His work lies at the intersection of the history of philosophy and the history of science. A common denominator is the desire to renew the interpretation of Greco-Latin sources by taking into account not only cuneiform texts, but also other ancient and medieval languages of learning. With W. Furley, he has published the monograph Reading the Liver. Papyrological Texts on Ancient Greek Extispicy (Tübingen, 2015), and with A. Schwab the collective volume Le travail du savoir. Philosophie, sciences exactes et sciences appliquées dans l'Antiquité (Trier, 2015), and he updated M. Federspiel's translation, Aristote.
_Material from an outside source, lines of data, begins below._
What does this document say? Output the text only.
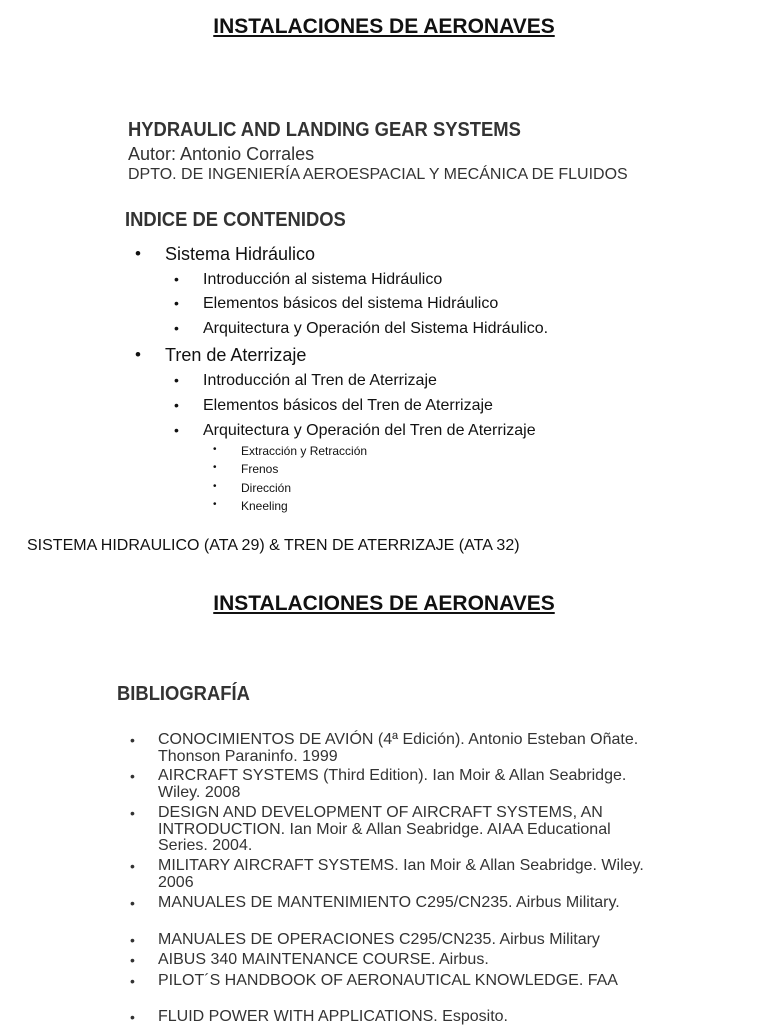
INSTALACIONES DE AERONAVES
HYDRAULIC AND LANDING GEAR SYSTEMS
Autor: Antonio Corrales
DPTO. DE INGENIERÍA AEROESPACIAL Y MECÁNICA DE FLUIDOS
INDICE DE CONTENIDOS
• Sistema Hidráulico
• Introducción al sistema Hidráulico
• Elementos básicos del sistema Hidráulico
• Arquitectura y Operación del Sistema Hidráulico.
• Tren de Aterrizaje
• Introducción al Tren de Aterrizaje
• Elementos básicos del Tren de Aterrizaje
• Arquitectura y Operación del Tren de Aterrizaje
• Extracción y Retracción
• Frenos
• Dirección
• Kneeling
SISTEMA HIDRAULICO (ATA 29) & TREN DE ATERRIZAJE (ATA 32)
INSTALACIONES DE AERONAVES
BIBLIOGRAFÍA
• CONOCIMIENTOS DE AVIÓN (4ª Edición). Antonio Esteban Oñate. Thonson Paraninfo. 1999
• AIRCRAFT SYSTEMS (Third Edition). Ian Moir & Allan Seabridge. Wiley. 2008
• DESIGN AND DEVELOPMENT OF AIRCRAFT SYSTEMS, AN INTRODUCTION. Ian Moir & Allan Seabridge. AIAA Educational Series. 2004.
• MILITARY AIRCRAFT SYSTEMS. Ian Moir & Allan Seabridge. Wiley. 2006
• MANUALES DE MANTENIMIENTO C295/CN235. Airbus Military.
• MANUALES DE OPERACIONES C295/CN235. Airbus Military
• AIBUS 340 MAINTENANCE COURSE. Airbus.
• PILOT´S HANDBOOK OF AERONAUTICAL KNOWLEDGE. FAA
• FLUID POWER WITH APPLICATIONS. Esposito.
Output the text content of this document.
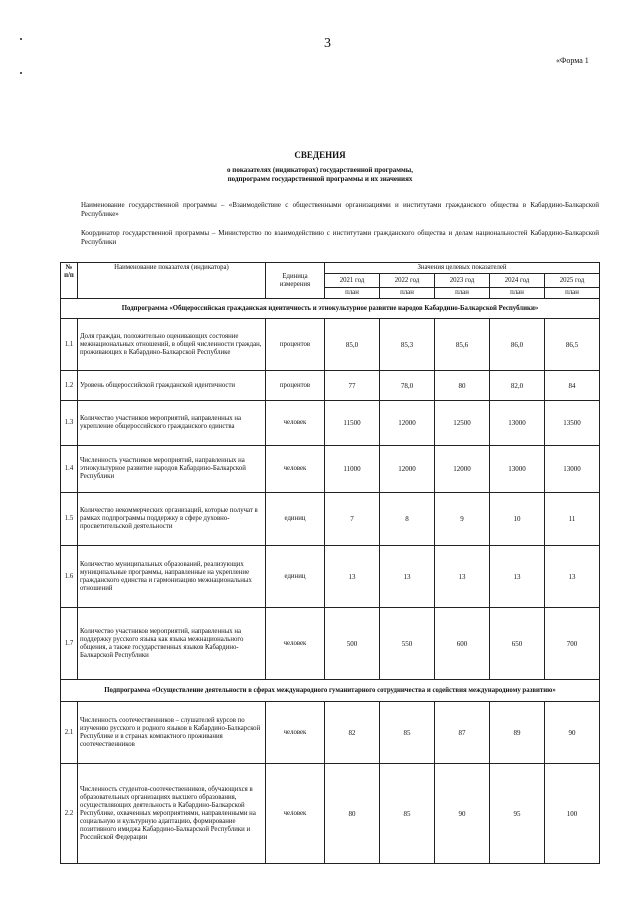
3
«Форма 1
СВЕДЕНИЯ
о показателях (индикаторах) государственной программы,
подпрограмм государственной программы и их значениях
Наименование государственной программы – «Взаимодействие с общественными организациями и институтами гражданского общества в Кабардино-Балкарской Республике»
Координатор государственной программы – Министерство по взаимодействию с институтами гражданского общества и делам национальностей Кабардино-Балкарской Республики
№ п/п	Наименование показателя (индикатора)	Единица измерения	Значения целевых показателей				
			2021 год	2022 год	2023 год	2024 год	2025 год
			план	план	план	план	план
Подпрограмма «Общероссийская гражданская идентичность и этнокультурное развитие народов Кабардино-Балкарской Республики»							
1.1	Доля граждан, положительно оценивающих состояние межнациональных отношений, в общей численности граждан, проживающих в Кабардино-Балкарской Республике	процентов	85,0	85,3	85,6	86,0	86,5
1.2	Уровень общероссийской гражданской идентичности	процентов	77	78,0	80	82,0	84
1.3	Количество участников мероприятий, направленных на укрепление общероссийского гражданского единства	человек	11500	12000	12500	13000	13500
1.4	Численность участников мероприятий, направленных на этнокультурное развитие народов Кабардино-Балкарской Республики	человек	11000	12000	12000	13000	13000
1.5	Количество некоммерческих организаций, которые получат в рамках подпрограммы поддержку в сфере духовно-просветительской деятельности	единиц	7	8	9	10	11
1.6	Количество муниципальных образований, реализующих муниципальные программы, направленные на укрепление гражданского единства и гармонизацию межнациональных отношений	единиц	13	13	13	13	13
1.7	Количество участников мероприятий, направленных на поддержку русского языка как языка межнационального общения, а также государственных языков Кабардино-Балкарской Республики	человек	500	550	600	650	700
Подпрограмма «Осуществление деятельности в сферах международного гуманитарного сотрудничества и содействия международному развитию»							
2.1	Численность соотечественников – слушателей курсов по изучению русского и родного языков в Кабардино-Балкарской Республике и в странах компактного проживания соотечественников	человек	82	85	87	89	90
2.2	Численность студентов-соотечественников, обучающихся в образовательных организациях высшего образования, осуществляющих деятельность в Кабардино-Балкарской Республике, охваченных мероприятиями, направленными на социальную и культурную адаптацию, формирование позитивного имиджа Кабардино-Балкарской Республики и Российской Федерации	человек	80	85	90	95	100
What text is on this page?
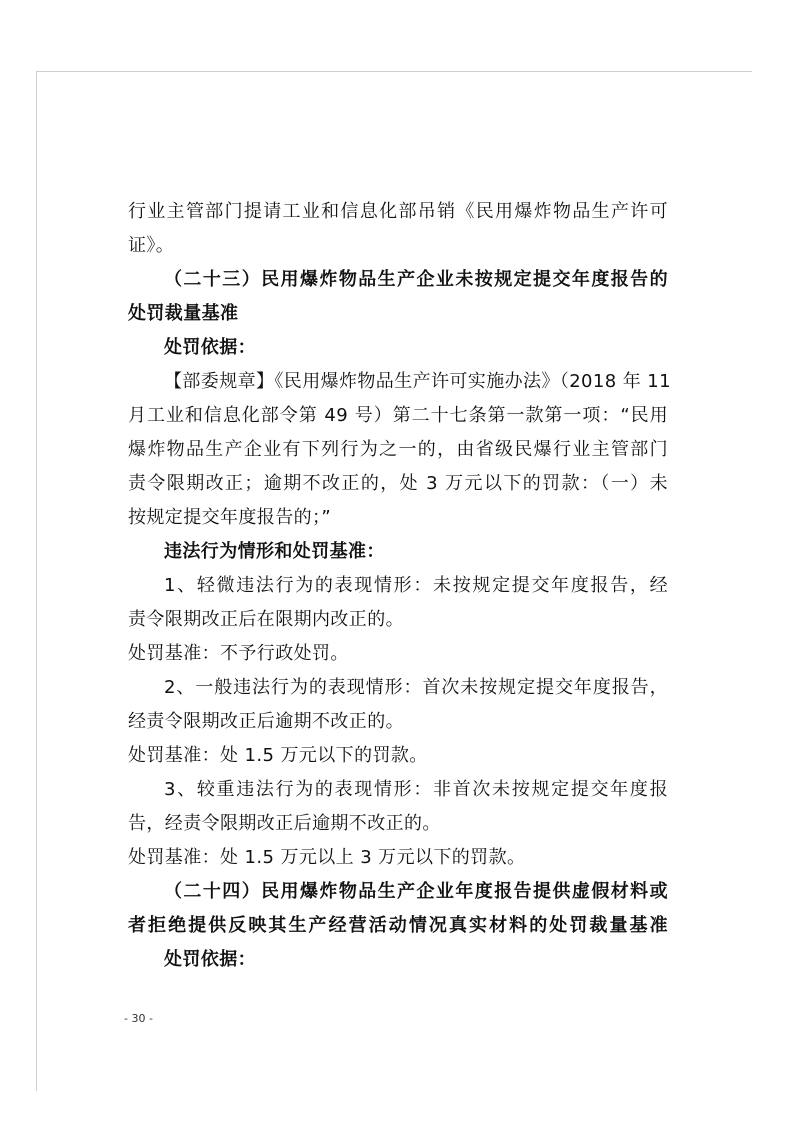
行业主管部门提请工业和信息化部吊销《民用爆炸物品生产许可
证》。
（二十三）民用爆炸物品生产企业未按规定提交年度报告的
处罚裁量基准
处罚依据：
【部委规章】《民用爆炸物品生产许可实施办法》（2018 年 11
月工业和信息化部令第 49 号）第二十七条第一款第一项：“民用
爆炸物品生产企业有下列行为之一的，由省级民爆行业主管部门
责令限期改正；逾期不改正的，处 3 万元以下的罚款：（一）未
按规定提交年度报告的；”
违法行为情形和处罚基准：
1、轻微违法行为的表现情形：未按规定提交年度报告，经
责令限期改正后在限期内改正的。
处罚基准：不予行政处罚。
2、一般违法行为的表现情形：首次未按规定提交年度报告，
经责令限期改正后逾期不改正的。
处罚基准：处 1.5 万元以下的罚款。
3、较重违法行为的表现情形：非首次未按规定提交年度报
告，经责令限期改正后逾期不改正的。
处罚基准：处 1.5 万元以上 3 万元以下的罚款。
（二十四）民用爆炸物品生产企业年度报告提供虚假材料或
者拒绝提供反映其生产经营活动情况真实材料的处罚裁量基准
处罚依据：
- 30 -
Traité du ciel (Paris, 2017).
He has also published the only known fragments of ancient commentaries on Aristotle's Sophistic Refutations, which he discovered in a treatise by the humanist Agostino Nifo (Forgotten Ancient Commentaries on Aristotle’s Sophistical Refutations, Berlin, 2023), and the first full edition, translation and commentary of the fragments of Eudoxus of Cnidus (Eudoxe de Cnide, Témoignages et fragments, Paris, 2024). He is also the author of articles and reviews available here and here in open access, mainly on the interpretation of fragments relating to the history of science, cosmology and philosophy in antiquity.